Dix poèmes extraits de La Raccolta del Sale, par Alessandro Brusa, publiés en Italie par Giulio Perrone editore, 2013 – suivis d’extraits de l’introduction du recueil par Matteo Fantuzzi

(Photo du poète : Kirby Kaufman)

Les poèmes que nous publions ici sont également accueillis sur
le blog de poésie italien Poetarum Silva

Ho tramutato i miei passi in orme di gigante

l’ho fatto con l’ignoranza spicciola del contadino
che all’estate chiede pioggia a suo piacimento ;

mi sono fatto sottile negli anni
con lentezza e calando ad una maglia più fine
___mi sono stretto al collo
in un momento solo, dopo il tramonto ;

ma ora sono qui ed in questo mondo di strade
non so con che voce dirti come mi chiamo,
se la fragilità è un legno che non conosco.

J’ai converti mes pas en empreintes de géant

je l’ai fait avec la simplicité inculte du paysan
qui à l’été invoque la pluie à sa guise ;

je me suis fait ténu au fil du temps
avec lenteur et passant à une maille plus fine
___je me suis étreint à la gorge
en un seul instant, après le coucher du soleil ;

mais à présent je suis là et dans ce monde de rues
je ne sais de quelle voix te dire mon nom,
si la fragilité est un bois que je ne connais pas.

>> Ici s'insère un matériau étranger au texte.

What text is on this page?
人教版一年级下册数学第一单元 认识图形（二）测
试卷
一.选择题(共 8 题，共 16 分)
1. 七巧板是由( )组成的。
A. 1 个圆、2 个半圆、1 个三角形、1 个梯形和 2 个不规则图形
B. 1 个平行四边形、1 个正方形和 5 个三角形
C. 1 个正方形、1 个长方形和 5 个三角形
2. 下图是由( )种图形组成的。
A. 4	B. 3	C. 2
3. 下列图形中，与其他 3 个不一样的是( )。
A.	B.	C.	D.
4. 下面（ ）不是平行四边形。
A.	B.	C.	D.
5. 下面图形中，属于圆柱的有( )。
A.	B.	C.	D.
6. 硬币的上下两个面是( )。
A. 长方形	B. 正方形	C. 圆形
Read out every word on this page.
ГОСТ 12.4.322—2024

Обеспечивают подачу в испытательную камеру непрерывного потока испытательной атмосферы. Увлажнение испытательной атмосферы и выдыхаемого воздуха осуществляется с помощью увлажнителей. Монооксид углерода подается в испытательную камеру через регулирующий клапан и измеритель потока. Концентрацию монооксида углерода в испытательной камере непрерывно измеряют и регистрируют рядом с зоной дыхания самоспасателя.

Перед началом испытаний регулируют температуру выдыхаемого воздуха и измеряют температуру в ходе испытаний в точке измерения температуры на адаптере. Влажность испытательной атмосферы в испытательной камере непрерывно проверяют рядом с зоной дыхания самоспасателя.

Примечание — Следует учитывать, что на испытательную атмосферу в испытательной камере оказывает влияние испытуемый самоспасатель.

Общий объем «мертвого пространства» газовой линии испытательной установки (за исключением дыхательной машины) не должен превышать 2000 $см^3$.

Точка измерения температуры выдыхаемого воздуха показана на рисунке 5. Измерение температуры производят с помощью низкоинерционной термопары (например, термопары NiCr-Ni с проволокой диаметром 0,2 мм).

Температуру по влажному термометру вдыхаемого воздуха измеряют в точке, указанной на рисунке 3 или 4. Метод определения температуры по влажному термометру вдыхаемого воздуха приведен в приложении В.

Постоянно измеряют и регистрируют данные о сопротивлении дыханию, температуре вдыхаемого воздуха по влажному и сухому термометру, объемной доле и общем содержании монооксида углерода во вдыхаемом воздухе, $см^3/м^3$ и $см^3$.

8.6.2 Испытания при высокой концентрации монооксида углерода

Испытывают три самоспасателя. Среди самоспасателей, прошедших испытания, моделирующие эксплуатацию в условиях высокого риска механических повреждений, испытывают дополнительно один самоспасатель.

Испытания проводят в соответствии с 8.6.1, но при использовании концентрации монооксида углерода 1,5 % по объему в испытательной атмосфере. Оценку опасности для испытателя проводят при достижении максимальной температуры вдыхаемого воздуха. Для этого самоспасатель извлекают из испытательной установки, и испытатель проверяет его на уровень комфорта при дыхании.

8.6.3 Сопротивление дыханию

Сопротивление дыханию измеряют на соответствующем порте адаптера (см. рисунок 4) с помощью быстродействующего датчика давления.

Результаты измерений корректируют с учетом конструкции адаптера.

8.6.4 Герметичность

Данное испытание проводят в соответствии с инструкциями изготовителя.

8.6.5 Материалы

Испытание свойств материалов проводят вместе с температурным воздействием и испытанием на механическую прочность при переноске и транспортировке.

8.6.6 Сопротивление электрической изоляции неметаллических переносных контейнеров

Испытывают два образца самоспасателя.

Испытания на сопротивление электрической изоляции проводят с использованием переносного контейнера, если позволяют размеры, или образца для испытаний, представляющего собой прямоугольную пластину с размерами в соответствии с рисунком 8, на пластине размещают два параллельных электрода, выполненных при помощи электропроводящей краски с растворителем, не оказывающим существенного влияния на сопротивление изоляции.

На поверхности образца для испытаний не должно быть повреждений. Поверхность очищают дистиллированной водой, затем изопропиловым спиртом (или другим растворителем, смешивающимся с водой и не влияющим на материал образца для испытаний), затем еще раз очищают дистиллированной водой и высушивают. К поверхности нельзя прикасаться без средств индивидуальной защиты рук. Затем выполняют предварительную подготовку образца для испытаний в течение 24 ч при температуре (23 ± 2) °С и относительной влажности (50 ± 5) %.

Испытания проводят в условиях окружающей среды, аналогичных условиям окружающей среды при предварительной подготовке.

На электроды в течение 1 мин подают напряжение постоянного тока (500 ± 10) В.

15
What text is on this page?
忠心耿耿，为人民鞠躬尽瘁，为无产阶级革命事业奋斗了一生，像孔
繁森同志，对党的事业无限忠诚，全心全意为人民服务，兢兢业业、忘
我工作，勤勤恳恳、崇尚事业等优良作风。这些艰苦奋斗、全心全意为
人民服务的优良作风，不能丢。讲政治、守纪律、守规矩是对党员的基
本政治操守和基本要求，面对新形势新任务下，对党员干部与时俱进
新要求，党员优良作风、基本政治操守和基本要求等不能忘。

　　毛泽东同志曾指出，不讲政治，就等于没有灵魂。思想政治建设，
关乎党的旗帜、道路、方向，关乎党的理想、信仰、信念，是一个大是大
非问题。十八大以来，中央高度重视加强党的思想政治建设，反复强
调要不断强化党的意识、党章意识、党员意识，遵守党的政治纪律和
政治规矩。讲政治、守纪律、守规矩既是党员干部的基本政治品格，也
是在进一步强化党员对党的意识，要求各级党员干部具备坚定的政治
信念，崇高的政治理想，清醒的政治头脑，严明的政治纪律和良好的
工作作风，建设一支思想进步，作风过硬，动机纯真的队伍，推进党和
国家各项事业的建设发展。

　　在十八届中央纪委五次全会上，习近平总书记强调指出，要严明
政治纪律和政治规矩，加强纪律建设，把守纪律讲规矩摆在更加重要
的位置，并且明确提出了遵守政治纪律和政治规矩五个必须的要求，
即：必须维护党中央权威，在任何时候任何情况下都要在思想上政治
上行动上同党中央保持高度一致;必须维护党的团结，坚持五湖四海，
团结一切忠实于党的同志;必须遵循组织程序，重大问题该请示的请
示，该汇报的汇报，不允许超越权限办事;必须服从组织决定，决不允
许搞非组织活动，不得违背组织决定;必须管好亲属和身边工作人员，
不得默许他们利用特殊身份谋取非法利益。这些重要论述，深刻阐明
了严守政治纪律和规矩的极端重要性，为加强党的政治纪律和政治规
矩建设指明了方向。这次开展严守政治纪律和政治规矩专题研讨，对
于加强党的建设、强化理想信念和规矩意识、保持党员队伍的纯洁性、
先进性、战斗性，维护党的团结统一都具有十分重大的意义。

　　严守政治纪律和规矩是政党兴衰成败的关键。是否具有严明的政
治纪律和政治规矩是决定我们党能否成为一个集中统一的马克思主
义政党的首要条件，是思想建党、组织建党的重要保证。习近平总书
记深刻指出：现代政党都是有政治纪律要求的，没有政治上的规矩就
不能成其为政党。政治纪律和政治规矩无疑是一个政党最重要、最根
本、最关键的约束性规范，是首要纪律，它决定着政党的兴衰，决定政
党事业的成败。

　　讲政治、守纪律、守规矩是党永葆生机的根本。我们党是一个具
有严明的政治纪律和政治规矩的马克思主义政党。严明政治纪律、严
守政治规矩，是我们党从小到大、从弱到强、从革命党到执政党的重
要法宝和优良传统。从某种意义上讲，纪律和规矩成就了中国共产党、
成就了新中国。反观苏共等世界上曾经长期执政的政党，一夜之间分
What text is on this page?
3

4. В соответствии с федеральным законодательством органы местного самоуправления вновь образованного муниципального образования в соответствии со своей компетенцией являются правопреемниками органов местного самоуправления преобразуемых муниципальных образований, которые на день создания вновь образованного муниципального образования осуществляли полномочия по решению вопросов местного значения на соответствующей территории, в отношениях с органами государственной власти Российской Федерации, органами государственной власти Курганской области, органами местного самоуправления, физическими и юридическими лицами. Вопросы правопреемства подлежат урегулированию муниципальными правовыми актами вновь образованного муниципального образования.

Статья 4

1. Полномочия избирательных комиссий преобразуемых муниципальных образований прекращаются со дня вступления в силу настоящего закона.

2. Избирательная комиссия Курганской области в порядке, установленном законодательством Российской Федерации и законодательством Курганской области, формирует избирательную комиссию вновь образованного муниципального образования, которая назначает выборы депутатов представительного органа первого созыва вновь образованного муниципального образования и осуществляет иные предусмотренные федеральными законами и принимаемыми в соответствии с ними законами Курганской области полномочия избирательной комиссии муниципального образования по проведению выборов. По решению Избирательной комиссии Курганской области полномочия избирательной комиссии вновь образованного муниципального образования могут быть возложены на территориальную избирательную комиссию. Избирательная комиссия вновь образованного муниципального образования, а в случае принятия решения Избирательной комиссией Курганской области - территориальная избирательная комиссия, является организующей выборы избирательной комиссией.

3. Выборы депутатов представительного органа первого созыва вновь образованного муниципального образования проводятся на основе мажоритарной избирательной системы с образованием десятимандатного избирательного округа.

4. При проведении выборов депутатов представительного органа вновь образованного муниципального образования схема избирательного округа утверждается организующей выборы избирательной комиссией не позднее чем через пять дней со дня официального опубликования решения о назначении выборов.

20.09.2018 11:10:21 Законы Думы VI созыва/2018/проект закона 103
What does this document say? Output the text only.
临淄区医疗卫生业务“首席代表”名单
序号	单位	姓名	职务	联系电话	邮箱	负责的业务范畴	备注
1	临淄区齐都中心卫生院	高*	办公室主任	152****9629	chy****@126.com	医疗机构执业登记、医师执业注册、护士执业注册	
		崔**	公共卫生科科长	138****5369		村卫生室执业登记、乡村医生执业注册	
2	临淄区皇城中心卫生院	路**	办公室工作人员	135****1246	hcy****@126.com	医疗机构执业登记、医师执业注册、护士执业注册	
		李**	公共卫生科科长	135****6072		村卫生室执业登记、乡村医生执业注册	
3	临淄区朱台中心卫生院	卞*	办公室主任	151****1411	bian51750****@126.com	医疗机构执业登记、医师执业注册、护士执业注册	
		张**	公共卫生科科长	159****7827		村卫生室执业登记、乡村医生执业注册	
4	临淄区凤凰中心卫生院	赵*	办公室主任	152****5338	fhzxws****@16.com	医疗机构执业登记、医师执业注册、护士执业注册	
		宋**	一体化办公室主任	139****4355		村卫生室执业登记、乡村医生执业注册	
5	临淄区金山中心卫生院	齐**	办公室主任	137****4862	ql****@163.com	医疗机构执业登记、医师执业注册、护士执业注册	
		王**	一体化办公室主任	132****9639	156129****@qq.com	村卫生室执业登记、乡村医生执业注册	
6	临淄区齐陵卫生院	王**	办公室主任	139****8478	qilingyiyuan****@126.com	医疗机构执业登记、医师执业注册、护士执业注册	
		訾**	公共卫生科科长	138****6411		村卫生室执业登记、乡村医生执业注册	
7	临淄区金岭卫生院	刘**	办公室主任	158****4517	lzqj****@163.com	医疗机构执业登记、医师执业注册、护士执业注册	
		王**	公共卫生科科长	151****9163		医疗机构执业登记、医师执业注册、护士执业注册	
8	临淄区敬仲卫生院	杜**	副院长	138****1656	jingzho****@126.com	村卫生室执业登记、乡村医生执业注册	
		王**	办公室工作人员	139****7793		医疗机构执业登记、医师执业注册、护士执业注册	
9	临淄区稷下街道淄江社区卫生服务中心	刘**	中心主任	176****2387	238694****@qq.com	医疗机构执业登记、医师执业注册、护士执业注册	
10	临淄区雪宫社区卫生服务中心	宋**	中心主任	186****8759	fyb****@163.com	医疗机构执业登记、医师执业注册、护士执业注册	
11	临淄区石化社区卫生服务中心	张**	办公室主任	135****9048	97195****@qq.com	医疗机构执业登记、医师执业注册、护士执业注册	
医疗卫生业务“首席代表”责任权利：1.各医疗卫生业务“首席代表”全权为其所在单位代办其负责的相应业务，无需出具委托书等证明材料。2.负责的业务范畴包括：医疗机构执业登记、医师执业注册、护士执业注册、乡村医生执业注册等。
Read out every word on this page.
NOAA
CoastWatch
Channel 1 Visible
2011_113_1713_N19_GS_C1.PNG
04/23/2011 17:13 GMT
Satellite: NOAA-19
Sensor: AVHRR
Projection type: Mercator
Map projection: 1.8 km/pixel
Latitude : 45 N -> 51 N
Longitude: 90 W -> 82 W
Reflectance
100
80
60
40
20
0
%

Ti ho letto ed ho pensato di impazzire

ho pensato di urlare e di saltare sulle nubi,
su quelle stesse nubi di cui parli
per poterle abbattere,
trascinarle sui loro colori
___e spegnerle
___e sbatterle sul fondo di quel mare
da cui si solleva il sole del tuo piccolo giorno

di quell’alba che è solo tua.

Je t’ai lu et j’ai cru devenir fou

j’ai voulu hurler et sauter sur les nuages,
sur ces mêmes nuages dont tu parles
pour pouvoir les abattre,
les traîner sur leurs couleurs
___et les éteindre
___et les écraser sur le fond de cette mer
d’où monte le soleil de ton petit jour

de cette aube qui n’est qu’à toi.

Mi coloro con cautela,
con tinte forti,
che si intonino con
___l’alito di chi mi circonda
senza essere di troppo
___– senza essere troppo –

Je me colore avec prudence,
avec des teintes fortes,
qui s’accordent à
___l’haleine de ceux qui m’entourent
sans être de trop
___– sans être trop –

Vi guardo
______vagoni di un tram
___di una città straniera
marionette di un paese lontano
 : tratti sconosciuti
e movimenti indistinti

non illudetevi di essermi alieni
perché negli anni passati a
___guardarmi l’ombelico
ho imparato a leggere anche le
___vostre rotaie
a conoscere la linea che seguirete
___ed a prevedere la svolta perfino

e se vi inchinerete a un re
o se dichiarerete guerra ad un altro
___mortale che vi è nemico
io saprò perché
e saprò perfettamente quali fili
___vi avranno tirato

e un giorno non troppo lontano sarò lì
con un paio di forbici in mano
a tranciare quello giusto.

Je vous regarde
______wagons d’un tram
___d’une ville étrangère
marionnettes d’un pays lointain
 : traits inconnus
et mouvements indistincts

ne croyez pas m’être étrangers
car pendant toutes ces années passées à
___regarder mon nombril
j’ai appris à lire aussi
___vos rails
à connaître la ligne que vous suivrez
___et à en prévoir même les tournants

et si un jour vous révérez un roi
ou déclarez la guerre à un autre
___mortel votre ennemi
je saurai pourquoi
et je saurai parfaitement quels fils
___vous auront mus

et un jour non lointain je serai là
une paire de ciseaux en main
pour trancher le bon.

Mi prendo la vostra libertà
e quella sua impronta della gola
___cui misurate corda e cappio

vi incontro per caso nella vita
appoggiato al vento che spazza
___le vostre tasche rivoltate
e i vostri dubbi appoggiati su di me
che le rubo il frutto maturo che scartate.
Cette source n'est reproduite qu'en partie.